Apart from the above changes, additional prescription periods for important actions were lengthened, amongst others for actions for damages and immaterial harm resulting from traffic accidents, or for state liability claims. The respective prescription periods are now three years (new art. 83 of the Traffic Act and new art. 20 of the State Liability Act).
Furthermore, the revised law includes a provision regarding the parties' agreement on the suspension of the prescription period during settlement negotiations (new art. 134 para. 1 No. 8 CO). This allows parties to negotiate an amicable settlement without the pressure of running prescription periods.
Finally, once a prescription period has started to run, a debtor may waive its right to rely on such prescription for a maximum of ten years at a time (new art. 141 para. 1 CO). This also encourages out-of-court settlements free from the pressure of running prescription periods.

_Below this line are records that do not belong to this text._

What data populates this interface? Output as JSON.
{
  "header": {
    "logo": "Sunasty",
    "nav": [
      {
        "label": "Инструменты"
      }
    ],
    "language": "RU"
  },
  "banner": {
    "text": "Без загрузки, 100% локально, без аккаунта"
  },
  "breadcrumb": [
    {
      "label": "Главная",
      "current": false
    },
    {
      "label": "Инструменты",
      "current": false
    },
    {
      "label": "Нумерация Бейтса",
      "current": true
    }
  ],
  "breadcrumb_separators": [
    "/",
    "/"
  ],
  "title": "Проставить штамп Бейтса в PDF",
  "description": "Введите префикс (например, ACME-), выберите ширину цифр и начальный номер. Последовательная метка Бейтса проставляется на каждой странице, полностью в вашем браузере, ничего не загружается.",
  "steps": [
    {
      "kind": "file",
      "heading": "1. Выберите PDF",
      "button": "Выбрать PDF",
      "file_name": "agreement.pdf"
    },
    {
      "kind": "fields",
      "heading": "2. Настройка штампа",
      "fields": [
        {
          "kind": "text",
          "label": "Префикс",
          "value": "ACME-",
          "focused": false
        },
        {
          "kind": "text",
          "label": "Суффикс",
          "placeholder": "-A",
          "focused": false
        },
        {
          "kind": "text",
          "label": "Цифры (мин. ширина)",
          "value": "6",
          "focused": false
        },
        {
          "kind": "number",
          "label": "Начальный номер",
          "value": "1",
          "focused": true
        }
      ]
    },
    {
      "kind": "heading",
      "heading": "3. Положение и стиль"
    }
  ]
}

Practical Effects of the Amendments
The revised statutes of limitation will result in risks and opportunities for companies and individuals. The new prescription periods will apply to all claims that are not yet statute-barred as of 1 January 2020 (new art. 49 para. 1 of the CC's final provisions). As a result, the prescription period of an action for damages due to injury or death may be extended by another 10 years, even though such action would have been statute-barred by the beginning of 2020 pursuant to the current law. This may lead to a substantially prolonged time of uncertainty for the potentially liable entity or individual.
Furthermore, it may be unclear how contractual waivers of the prescription periods, which are common in practice, are legally qualified and applied under the revised law. This, in turn, may be a risk for creditors and an opportunity for debtors.
In addition, the revised statute of limitation may force companies and individuals to litigate about events that occurred 20 years in the past. Should their archives not go back 20 years, they may not be able to prove their cases. The Swiss Medical Association (FMH) thus recommends that doctors maintain their patients' medical history files for 20 years, especially if they may face actions for malpractice.